Ich hab dann alle drei Formen ausprobiert. An einem Abend mit Block zum Notieren. Ich dachte mir nämlich, ich möchte lieber wahrheitsgetreu antworten. Keine ausgedachten Geschichten von weißen Mäusen und rosa Elefanten, nur damit du eine schnelle Antwort erhältst. Keine Geschichten von russischen Seelen und irreparabler Erblindung. Die ganze Wahrheit, eine ehrliche Antwort. Die sollst du bekommen.

Die Vorbereitungen zum Test zogen sich ein wenig hin. Zuerst einmal musste eine passende Gelegenheit gefunden werden. Ein Fest. Die Parameter Geselligkeit und möglichst viel kostenloser Wodka sind dort gegeben. Solche Feste finden hier, entgegen der gängigen Vorstellung, nicht jeden Abend statt. Ausdauerndes Warten und Festhalten am Plan hatten sich jedoch gelohnt. Ich wurde eingeladen.

Wir waren viele und wir waren guter Dinge. Ich werde vernünftig und kontrolliert sein, hatte ich mir gesagt und gleich am Anfang viel gegessen: Wurst, Kartoffeln, Salate mit Mayonaise, Sauerkraut und Kuchen, Kuchen, Kuchen. Alles schön fettig, der Basis wegen. Saure Gurken und Salzstangen in Reichweite – wegen der Elektrolyte natürlich.

In den gut gefüllten Wanst gieße ich ein kleines Gläschen – 50 Gramm. Mir ist noch nicht ganz klar, weshalb man den Alkohol hier in Masse, nicht in Volumen misst. Beides unlogisch, aber später, ja später, werde ich es sicher begreifen. Also: Wodka, durchsichtige, ölige Flüssigkeit, riecht ein bisschen scharf, lädt nicht zum Genießen ein. Weg damit. Es brennt nicht auf der Zunge, nicht im Hals. Das Gedärm erhitzt sich kurz, gar nicht so unangenehm. Trotzdem wird mir ein bisschen übel. Aber ich sehe nichts Außergewöhnliches.
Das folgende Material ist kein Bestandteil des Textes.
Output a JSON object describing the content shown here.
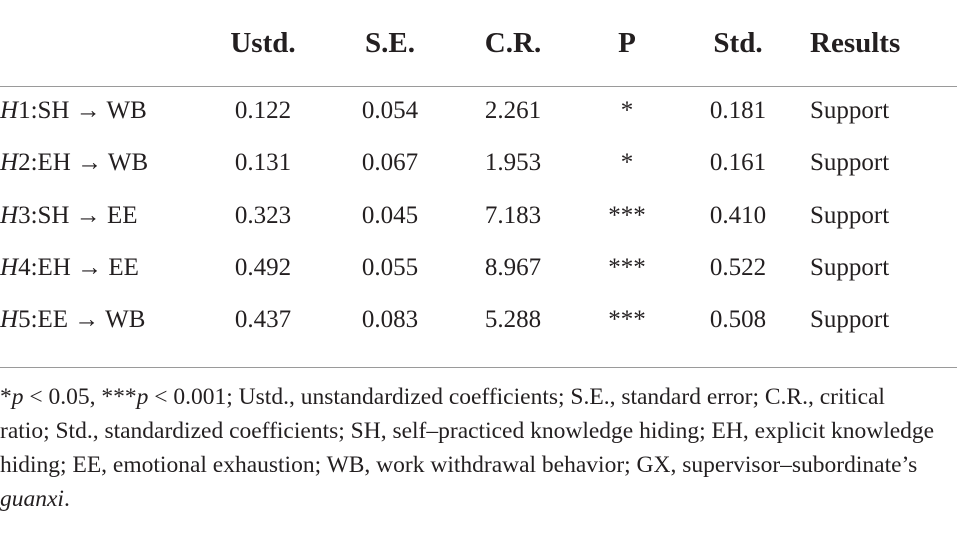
{
  "table": {
    "header": [
      "Ustd.",
      "S.E.",
      "C.R.",
      "P",
      "Std.",
      "Results"
    ],
    "rows": [
      [
        "H1:SH → WB",
        "0.122",
        "0.054",
        "2.261",
        "*",
        "0.181",
        "Support"
      ],
      [
        "H2:EH → WB",
        "0.131",
        "0.067",
        "1.953",
        "*",
        "0.161",
        "Support"
      ],
      [
        "H3:SH → EE",
        "0.323",
        "0.045",
        "7.183",
        "***",
        "0.410",
        "Support"
      ],
      [
        "H4:EH → EE",
        "0.492",
        "0.055",
        "8.967",
        "***",
        "0.522",
        "Support"
      ],
      [
        "H5:EE → WB",
        "0.437",
        "0.083",
        "5.288",
        "***",
        "0.508",
        "Support"
      ]
    ]
  },
  "footnote": [
    {
      "text": "*"
    },
    {
      "text": "p",
      "italic": true
    },
    {
      "text": " < 0.05, ***"
    },
    {
      "text": "p",
      "italic": true
    },
    {
      "text": " < 0.001; Ustd., unstandardized coefficients; S.E., standard error; C.R., critical ratio; Std., standardized coefficients; SH, self–practiced knowledge hiding; EH, explicit knowledge hiding; EE, emotional exhaustion; WB, work withdrawal behavior; GX, supervisor–subordinate’s "
    },
    {
      "text": "guanxi",
      "italic": true
    },
    {
      "text": "."
    }
  ]
}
“Und, schmeckt gut”, fragt mich C. Wir haben gewettet. Es geht hier um meine Ehre. Ich nicke kurz und heftig und versuche mein entspanntestes Lächeln. Er hält mir noch einmal 50 Gramm unter die Nase. 50 Gramm sind nicht viel. Denke ich. Der zweite Wodka, lieber Oliver, ist schon nicht mehr so übel. Immer noch keine besonderen Vorkommnisse. Ich sehe klar.

Naja, ein bisschen lustig werde ich. So tralala und hier erzählen und da Komplimente verteilen. Du musst dir das so vorstellen: Ich hake mich unter bei C. und sage ihm, wie interessant ich seine Studien in Krasnojarsk finde. Ich setze mich neben G. und bewundere ihre Halskette. Ich spreche lange und konzentriert mit M. und schmiede Pläne zur Verbesserung der Weltlage. Wichtige, klangvolle, gut durchdachte Pläne. Heißer Kopf. Ich sehe lauter schöne Menschen. Hübsches Lächeln hier, knackiger Popo dort. Ich bin doch gerade sehr, sehr glücklich und zufrieden.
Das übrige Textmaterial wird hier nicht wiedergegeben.